Ein Höllenloch mit viel zu vielen Menschen.

Darauf bedacht, möglichst großen Abstand von den übrigen Fahrgästen zu halten, schob ich mich auf einen der Einzelsitze direkt am mittleren Ausgang. Dadurch brachte ich gleichermaßen Distanz zwischen den Busfahrer ganz vorne sowie zu den anderen, wenn auch recht wenigen Leuten, die sich im hintersten Abteil tummelten.

Normalerweise saß ich auf einem Sitze direkt hinter dem Busfahrer, um eine kleine Blase für mich selbst zu gewinnen und dem Trubel im restlichen Fahrzeug zu entgehen, aber das war heute aus bekannten Gründen keine Option.

Ich hatte kein Interesse daran, unfreiwillig Gedanken, Bilder und Emotionen aus dem Geist des Busfahrers zu sammeln und mich unnötig noch länger mit meiner Abnormalität herumzuschlagen.

Abnormalität.

Eine erschreckende Bezeichnung, aber wohl die einzige, die mich selbst und alles, was um mich herum und in mir geschah, treffend beschrieb.

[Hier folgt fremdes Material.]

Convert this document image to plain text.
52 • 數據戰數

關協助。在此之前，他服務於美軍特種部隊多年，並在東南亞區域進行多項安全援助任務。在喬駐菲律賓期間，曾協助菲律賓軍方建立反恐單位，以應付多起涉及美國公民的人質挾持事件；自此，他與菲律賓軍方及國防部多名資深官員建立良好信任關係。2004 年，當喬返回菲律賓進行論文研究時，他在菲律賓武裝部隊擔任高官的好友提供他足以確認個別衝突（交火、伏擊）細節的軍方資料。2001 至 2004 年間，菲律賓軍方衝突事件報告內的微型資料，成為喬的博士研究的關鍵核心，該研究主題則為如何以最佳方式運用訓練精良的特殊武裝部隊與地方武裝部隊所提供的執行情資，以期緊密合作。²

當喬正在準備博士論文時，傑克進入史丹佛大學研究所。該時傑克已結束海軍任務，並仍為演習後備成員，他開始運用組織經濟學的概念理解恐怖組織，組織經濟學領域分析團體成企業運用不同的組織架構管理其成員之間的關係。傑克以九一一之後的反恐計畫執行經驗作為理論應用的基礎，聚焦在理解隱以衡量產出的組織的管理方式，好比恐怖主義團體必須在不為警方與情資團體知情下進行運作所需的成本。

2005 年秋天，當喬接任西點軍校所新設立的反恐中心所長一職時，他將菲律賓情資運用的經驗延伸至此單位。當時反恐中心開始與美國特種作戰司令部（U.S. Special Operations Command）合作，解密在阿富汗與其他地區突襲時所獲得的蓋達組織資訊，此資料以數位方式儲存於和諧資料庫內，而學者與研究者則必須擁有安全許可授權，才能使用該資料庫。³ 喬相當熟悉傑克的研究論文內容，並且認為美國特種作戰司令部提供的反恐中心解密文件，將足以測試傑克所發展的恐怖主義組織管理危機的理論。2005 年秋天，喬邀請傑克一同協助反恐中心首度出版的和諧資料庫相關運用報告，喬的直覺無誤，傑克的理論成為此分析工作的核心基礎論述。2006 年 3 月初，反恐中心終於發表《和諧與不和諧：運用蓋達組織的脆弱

Abnormal war in diesem Augenblick außerdem auch die Geschwindigkeit, mit der der Bus durch die abendlichen Straßen der Stadt jagte. Kein Wunder, immerhin war er dem offiziellen Zeitplan fast zehn Minuten hinterher, und der Fahrer schien ganz verbissen darauf zu sein, diese zehn Minuten mithilfe halsbrecherischer Raserei wieder aufzuholen.

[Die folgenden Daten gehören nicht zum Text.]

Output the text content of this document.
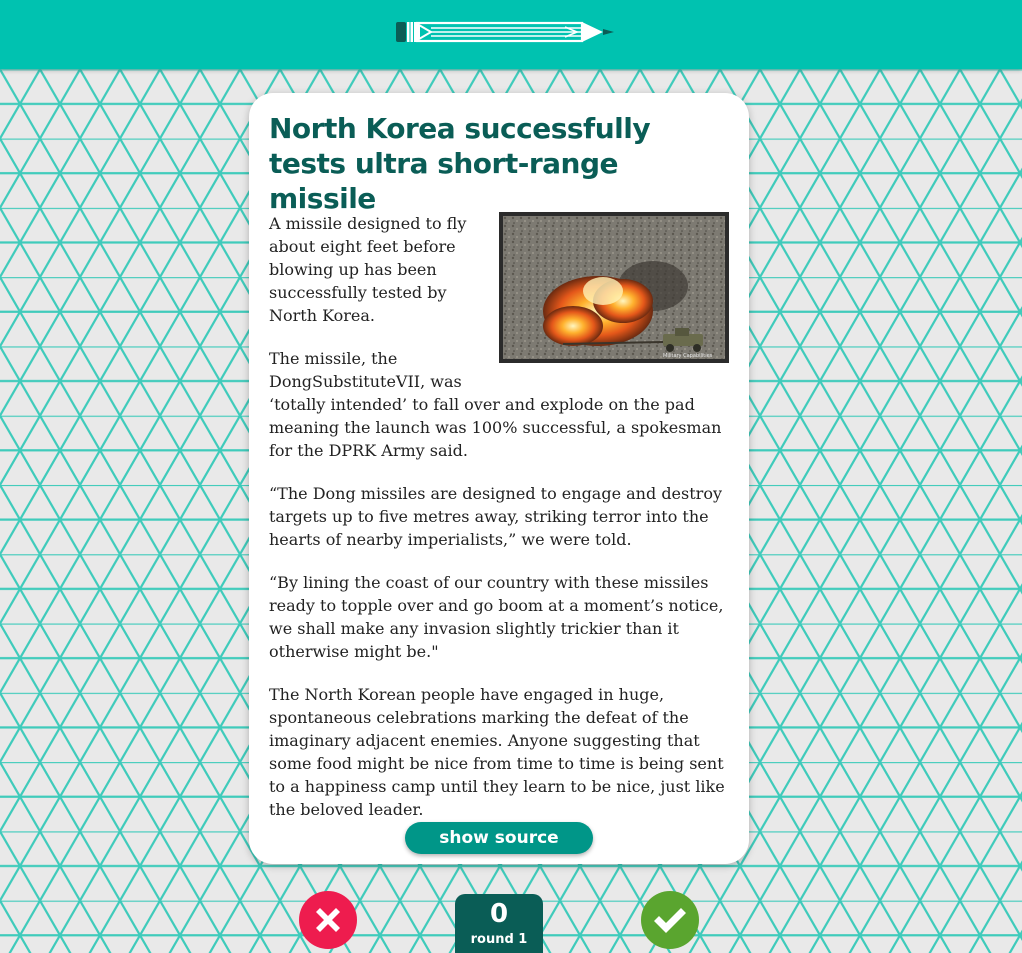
North Korea successfully tests ultra short-range missile
Military Capabilities

A missile designed to fly about eight feet before blowing up has been successfully tested by North Korea.

The missile, the DongSubstituteVII, was ‘totally intended’ to fall over and explode on the pad meaning the launch was 100% successful, a spokesman for the DPRK Army said.

“The Dong missiles are designed to engage and destroy targets up to five metres away, striking terror into the hearts of nearby imperialists,” we were told.

“By lining the coast of our country with these missiles ready to topple over and go boom at a moment’s notice, we shall make any invasion slightly trickier than it otherwise might be."

The North Korean people have engaged in huge, spontaneous celebrations marking the defeat of the imaginary adjacent enemies. Anyone suggesting that some food might be nice from time to time is being sent to a happiness camp until they learn to be nice, just like the beloved leader.

show source
0
round 1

Einerseits wünschte ich mir, er würde mehr Rücksicht auf unser aller Leben nehmen und mit dem Fuß hin und wieder das Bremspedal finden, aber andererseits kam mir diese Eile gerade recht.

Der Grund? Nun ja, ich musste am städtischen Fußballstadion in die Linie 3 umsteigen. Und der nächste Bus der Linie 3 würde dort in ziemlich genau zwei Minuten eintreffen. Und der übernächste erst wieder in einer Stunde.

Eine Stunde Wartezeit wäre mir definitiv zu viel.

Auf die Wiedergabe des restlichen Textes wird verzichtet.